Home » reading » Go East Young Man

Go East Young Man

PARIS – JUNE 07: (FILE PHOTO) Bohumil Hrabal poses while in Paris,France on a promotional visit on the 7th of June 1995. (Photo by Ulf Andersen/Getty Images)

England and Western Europe do not have a monopoly on great literature. I love prospecting for interesting writers from Eastern Europe. Perhaps that has something to do with the fact that I am Hungarian (and Czech and Slovak), and that I feel that the writers of the East have gotten short shrift from the American literary establishment.

I have just finished reading Bohumil Hrabal’s Why I Write? and Other Early Prose Pieces, which consists of his early work, much of which was circulated via samizdat, or underground typescript distribution to bypass strict censorship. There is a freshness to most of the stories within and a sharp attention to dialog as it is actually spoken by common people. Several whole stories consist of stream of consciousness ramblings of Hrabal’s Uncle Pepin, who goes on for pages shifting from one topic to another. Footnotes explain many of the obscure local references to Bars in Prague and people unknown outside of the Czech Republic.

From Ukraine, there is Andrey Kurkov, whose Death and the Penguin fills us in on the absurdity of life in Kiev. His Ukraine Diaries bring us up to date on the tensions with Putin’s Russia.
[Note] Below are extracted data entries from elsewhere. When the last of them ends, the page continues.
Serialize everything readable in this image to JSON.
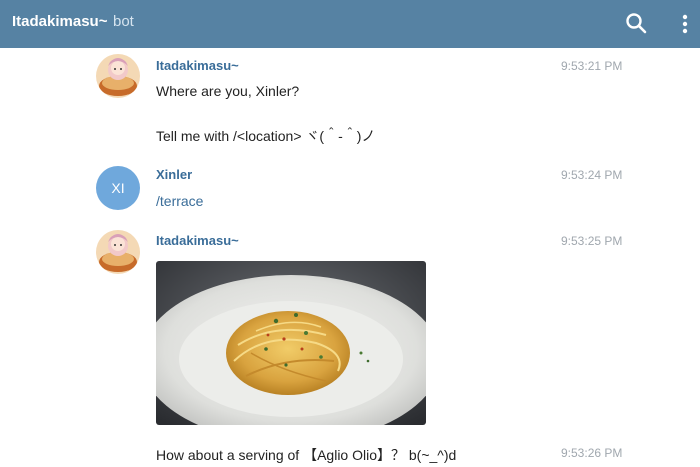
{
  "header": {
    "title": "Itadakimasu~",
    "subtitle": "bot"
  },
  "messages": [
    {
      "sender": "Itadakimasu~",
      "time": "9:53:21 PM",
      "lines": [
        "Where are you, Xinler?",
        "Tell me with /<location>  ヾ(＾-＾)ノ"
      ]
    },
    {
      "sender": "Xinler",
      "initials": "XI",
      "time": "9:53:24 PM",
      "text": "/terrace"
    },
    {
      "sender": "Itadakimasu~",
      "time": "9:53:25 PM",
      "caption": "How about a serving of 【Aglio Olio】？ b(~_^)d",
      "caption_time": "9:53:26 PM"
    }
  ],
  "colors": {
    "header": "#5682a3",
    "sender_name": "#3a6d99",
    "timestamp": "#a0a7ae",
    "user_avatar": "#6fa8dc"
  },
  "icons": {
    "search": "search-icon",
    "menu": "more-vertical-icon"
  }
}
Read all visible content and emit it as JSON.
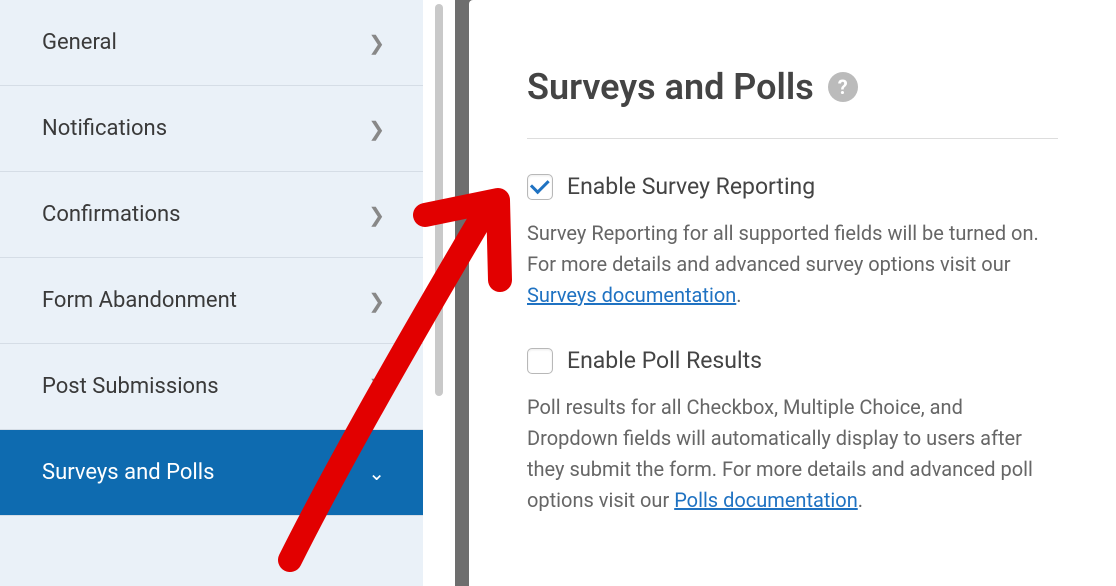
{
  "sidebar": {
    "items": [
      {
        "label": "General",
        "active": false
      },
      {
        "label": "Notifications",
        "active": false
      },
      {
        "label": "Confirmations",
        "active": false
      },
      {
        "label": "Form Abandonment",
        "active": false
      },
      {
        "label": "Post Submissions",
        "active": false
      },
      {
        "label": "Surveys and Polls",
        "active": true
      }
    ]
  },
  "panel": {
    "title": "Surveys and Polls",
    "options": [
      {
        "checked": true,
        "label": "Enable Survey Reporting",
        "desc_before": "Survey Reporting for all supported fields will be turned on. For more details and advanced survey options visit our ",
        "link_text": "Surveys documentation",
        "desc_after": "."
      },
      {
        "checked": false,
        "label": "Enable Poll Results",
        "desc_before": "Poll results for all Checkbox, Multiple Choice, and Dropdown fields will automatically display to users after they submit the form. For more details and advanced poll options visit our ",
        "link_text": "Polls documentation",
        "desc_after": "."
      }
    ]
  }
}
The former Soviet Union is another good source, such as the literary journalism from Svetlana Alexievich of Belarus, who won the Nobel Prize for Literature in 2015. I was appalled by her book of interviews on the Russian War in Afghanistan, called (in English) Zinky Boys. I also read Voices from Chernobyl, which gives a Russian perspective on that disaster.

Anna Politkovskaya’s criticisms of Putin cost her her life. She was murdered at her block of flats upon returning from grocery shopping. Her books on Chechnya (especially A Small Corner of Hell: Dispatches from Chechnya) and Putin’s Russia earned her the enmity of Putin, who cynically staged a show trial of several stooges who probably didn’t have anything to do with her killing.

Every month I try to read at least one Eastern European book. Often, they are the best things I’ve read that month.